In zebrafish, Sox18 and Sox7 appear to play redundant roles in vascular development. Sox7 and sox18 are expressed in the early pre-migratory angioblasts at the LPM, then in the migrating angioblast population and later in the specified vasculature. Double morpholino knockdown showed defective blood circulation, and the DA and PCV are fused together in the trunk of the embryo, which results in arteriovenous shunt formation at a relatively late stage of development. Venous markers are upregulated in the DA, whereas the arterial markers are downregulated, suggesting a role for Sox7/Sox18 in arteriovenous specification [28, 55]. This is further substantiated by the phenotype of sox7 mutants, which show phenotypes identical to gridlock and efnb2a/b mutants [27]. The exact mechanism of Sox7 and Sox18 function in arteriovenous regulation is not yet known; however, recent evidence showed that the enhancer for the Notch ligand Dll4 contains a binding site for SoxF factors. Both SoxF and RBPJ transcription factors can bind and regulate Dll4 enhancer activity, suggesting an important role for SoxF family members in regulating Dll4 activity and subsequent arteriovenous specification [64].
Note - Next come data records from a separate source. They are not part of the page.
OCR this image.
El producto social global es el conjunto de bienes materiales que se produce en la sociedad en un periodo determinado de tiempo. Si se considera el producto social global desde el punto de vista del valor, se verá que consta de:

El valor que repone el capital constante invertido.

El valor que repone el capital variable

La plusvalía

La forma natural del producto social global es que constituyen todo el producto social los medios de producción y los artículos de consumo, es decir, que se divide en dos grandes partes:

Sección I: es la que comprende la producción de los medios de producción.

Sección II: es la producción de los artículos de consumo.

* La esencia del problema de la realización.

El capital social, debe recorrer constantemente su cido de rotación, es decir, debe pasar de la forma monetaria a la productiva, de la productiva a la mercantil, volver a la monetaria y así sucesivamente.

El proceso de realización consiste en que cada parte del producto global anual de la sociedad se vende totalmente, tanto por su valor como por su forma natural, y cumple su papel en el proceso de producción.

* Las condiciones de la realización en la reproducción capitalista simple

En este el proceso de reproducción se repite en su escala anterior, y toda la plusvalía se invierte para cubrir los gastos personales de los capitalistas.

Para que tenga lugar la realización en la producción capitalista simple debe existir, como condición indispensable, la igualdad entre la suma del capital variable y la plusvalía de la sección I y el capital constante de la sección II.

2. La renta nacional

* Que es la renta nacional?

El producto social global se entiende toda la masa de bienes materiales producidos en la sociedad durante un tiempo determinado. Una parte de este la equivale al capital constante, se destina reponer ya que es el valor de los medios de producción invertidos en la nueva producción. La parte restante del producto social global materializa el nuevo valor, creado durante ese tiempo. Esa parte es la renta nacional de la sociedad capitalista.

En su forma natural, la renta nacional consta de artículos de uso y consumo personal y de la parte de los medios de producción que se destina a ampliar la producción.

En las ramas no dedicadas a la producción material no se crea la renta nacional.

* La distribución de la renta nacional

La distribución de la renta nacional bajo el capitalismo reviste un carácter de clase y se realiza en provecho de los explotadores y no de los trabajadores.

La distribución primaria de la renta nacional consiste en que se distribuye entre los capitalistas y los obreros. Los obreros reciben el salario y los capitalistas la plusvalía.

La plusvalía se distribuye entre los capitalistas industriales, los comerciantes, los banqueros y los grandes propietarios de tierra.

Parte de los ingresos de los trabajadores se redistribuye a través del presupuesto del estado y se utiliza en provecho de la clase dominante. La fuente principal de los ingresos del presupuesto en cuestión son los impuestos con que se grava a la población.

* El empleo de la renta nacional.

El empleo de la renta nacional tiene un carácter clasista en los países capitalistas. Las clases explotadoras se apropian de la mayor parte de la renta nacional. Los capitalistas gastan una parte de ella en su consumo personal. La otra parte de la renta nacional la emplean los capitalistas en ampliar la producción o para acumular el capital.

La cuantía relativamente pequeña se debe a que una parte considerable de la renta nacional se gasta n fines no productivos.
Forkhead (fox) transcription factors are helix-turn-helix proteins. Foxc transcription factors are expressed in the vasculature and Foxc-null mice die during embryonic development with severe vascular defects, including arteriovenous malformations and loss of arterial markers [42, 67]. Similarly, in zebrafish, combined knockdown of foxc1a and foxc1b results in severe disruption of the vascular system [13]. In vitro studies showed that VEGF signaling can induce the transcriptional activity of Foxc proteins [67]. Overexpression of foxc genes induces expression of arterial markers, such as notch1 and dll4 . Foxc can bind and activate the Dll4 promoter, suggesting that Foxc acts upstream of Notch signaling in arteriovenous specification [67]. Furthermore, Foxc2 can interact with the Su(H)/NICD complex to induce Hey2 promoter activity [25]. Foxc, together with the Ets factor Etsrp, bind to a FOX:ETS motif-inducing enhancer activation. This FOX:ETS domain is present in many endothelial-specific enhancers, suggesting the importance of the Foxc and Ets transcription factors in vascular development [13].